To the UW–Madison Arboretum Community,
I hope that you are safe and healthy, and that the rhythms of the natural world are a source of amazement and reassurance. For me, nothing embodies those rhythms more than the return of monarchs to the Upper Midwest. The first Wisconsin monarch sighting reported to Journey North was on May 3 (in Milwaukee), but they poured into the state starting on May 23 (see Journey North map of monarch adult first sightings). I saw my first monarch adult and egg of the year at a friend’s restored prairie in Verona on May 24.
While the rhythms of the natural world continue, many of our human rhythms are profoundly affected by the coronavirus pandemic. At the Arboretum, our land care crew could not carry out their normal spring activities until mid-May. They are now following a carefully devised work plan that involves working individually, driving to work sites alone, and accessing buildings one at a time. But they are back and working hard to catch up as well as possible.
We have carried on with some research activities since late March using an approval process that ensures safe practices. Many of the approved studies involve long-term outdoor monitoring projects, for which losing a year of data would compromise our understanding of the rhythms of the natural world and the impacts of our management practices. For example, we’re collecting data on phenology, bumble bees, and monarchs, and conducting vegetation surveys as part of research into prescribed fire timing at Overlook Prairie. We’re also monitoring stream and spring water quality and continuing long-term hardiness trials for trees and shrubs. And as the UW–Madison moves into Phase 1 of Return to Research, we are developing new processes to gradually add more on-site research.

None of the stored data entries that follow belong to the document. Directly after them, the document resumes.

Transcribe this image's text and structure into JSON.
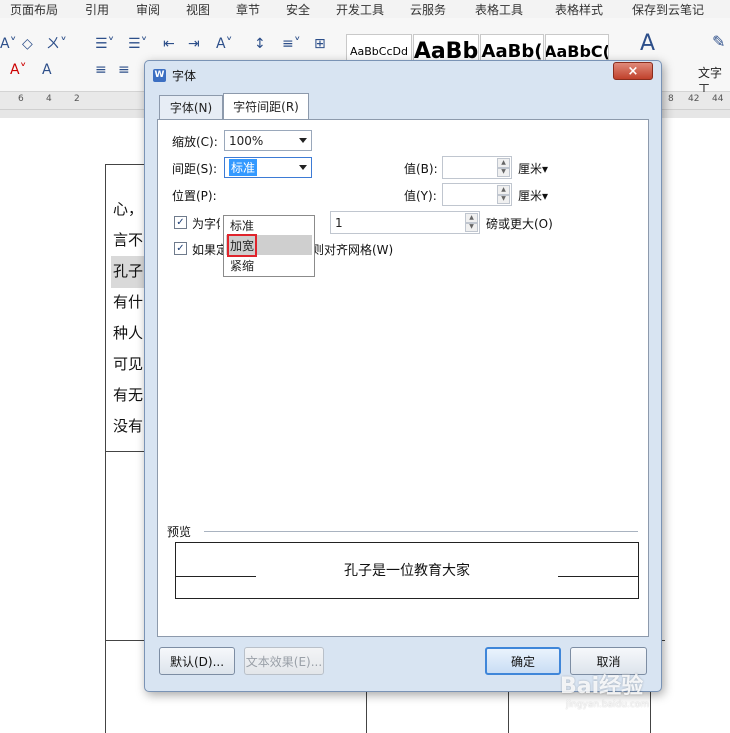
{
  "menubar": {
    "items": [
      "页面布局",
      "引用",
      "审阅",
      "视图",
      "章节",
      "安全",
      "开发工具",
      "云服务",
      "表格工具",
      "表格样式",
      "保存到云笔记"
    ]
  },
  "toolbar": {
    "styles": [
      "AaBbCcDd",
      "AaBb",
      "AaBb(",
      "AaBbC("
    ],
    "text_tools_label": "文字工"
  },
  "ruler": {
    "labels": [
      "6",
      "4",
      "2",
      "8",
      "42",
      "44"
    ]
  },
  "document": {
    "lines": [
      "心，",
      "言不",
      "孔子",
      "有什",
      "种人",
      "可见",
      "有无",
      "没有"
    ]
  },
  "dialog": {
    "title": "字体",
    "close_glyph": "×",
    "tabs": [
      "字体(N)",
      "字符间距(R)"
    ],
    "scale_label": "缩放(C):",
    "scale_value": "100%",
    "spacing_label": "间距(S):",
    "spacing_value": "标准",
    "position_label": "位置(P):",
    "value_b_label": "值(B):",
    "value_y_label": "值(Y):",
    "unit_cm": "厘米",
    "kerning_label": "为字体调整字间距",
    "kerning_value": "1",
    "kerning_suffix": "磅或更大(O)",
    "grid_label": "如果定义了文档网格，则对齐网格(W)",
    "dropdown_options": [
      "标准",
      "加宽",
      "紧缩"
    ],
    "preview_label": "预览",
    "preview_text": "孔子是一位教育大家",
    "default_button": "默认(D)...",
    "text_effect_button": "文本效果(E)...",
    "ok_button": "确定",
    "cancel_button": "取消"
  },
  "watermark": {
    "text": "Bai经验",
    "sub": "jingyan.baidu.com"
  }
}
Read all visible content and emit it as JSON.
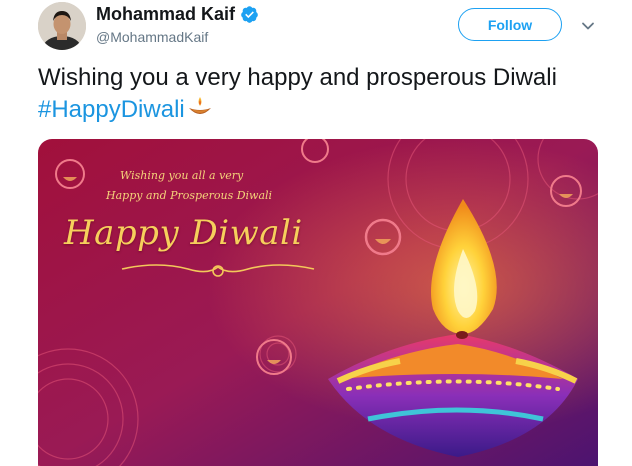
{
  "user": {
    "display_name": "Mohammad Kaif",
    "handle": "@MohammadKaif",
    "verified": true
  },
  "follow_label": "Follow",
  "tweet": {
    "text": "Wishing you a very happy and prosperous Diwali ",
    "hashtag": "#HappyDiwali",
    "emoji": "diya-emoji"
  },
  "image": {
    "line1": "Wishing you all a very",
    "line2": "Happy and Prosperous Diwali",
    "title": "Happy Diwali"
  },
  "colors": {
    "accent": "#1da1f2",
    "hashtag": "#1b95e0",
    "name": "#14171a",
    "handle": "#657786"
  }
}
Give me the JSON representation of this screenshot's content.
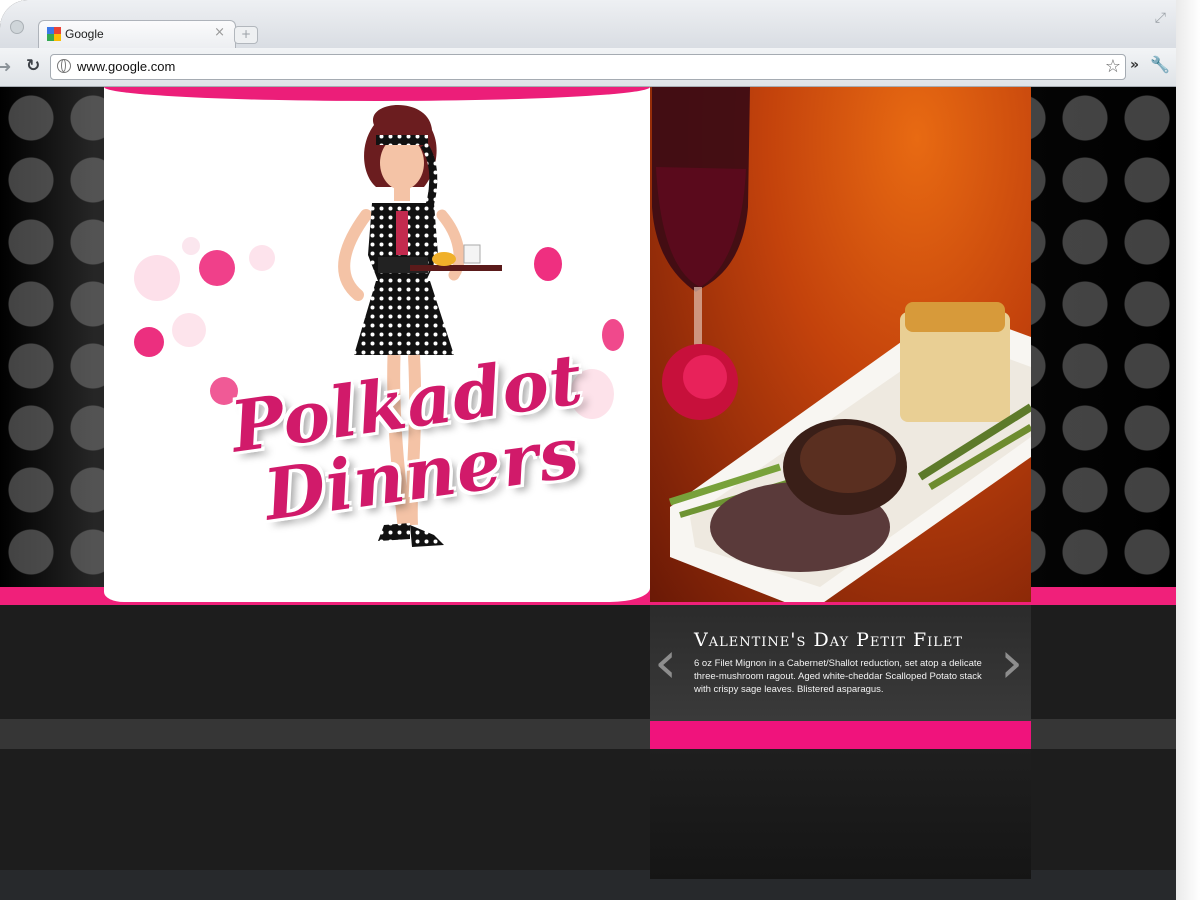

On March 19, Silicon Valley entrepreneur Tomas Pueyo published an interesting article called The Hammer and the Dance about how societies need to respond to the coronavirus. “The Hammer” refers to an aggressive initial response meant to slow the spread of the virus. Our response at the Arboretum—following guidance of the UW–Madison, the State of Wisconsin, and Dane County—was to vacate the building and work from home. Staff who couldn’t work at home were on leave until we devised safe ways to return to work, guided by expert knowledge and UW policies. We are now in “the Dance,” the period between the hammer and a vaccine or treatment. This is a time of small steps toward getting human rhythms back on track, knowing that we will probably take steps backward and forward depending on how infection distribution and magnitude evolve.
Arb staff have done an amazing job adapting to very different and often trying work conditions as we experienced first the hammer and now the dance. Through this period, we’ve been proud to provide a safe place for others to experience nature’s rhythms while navigating this uncertain time.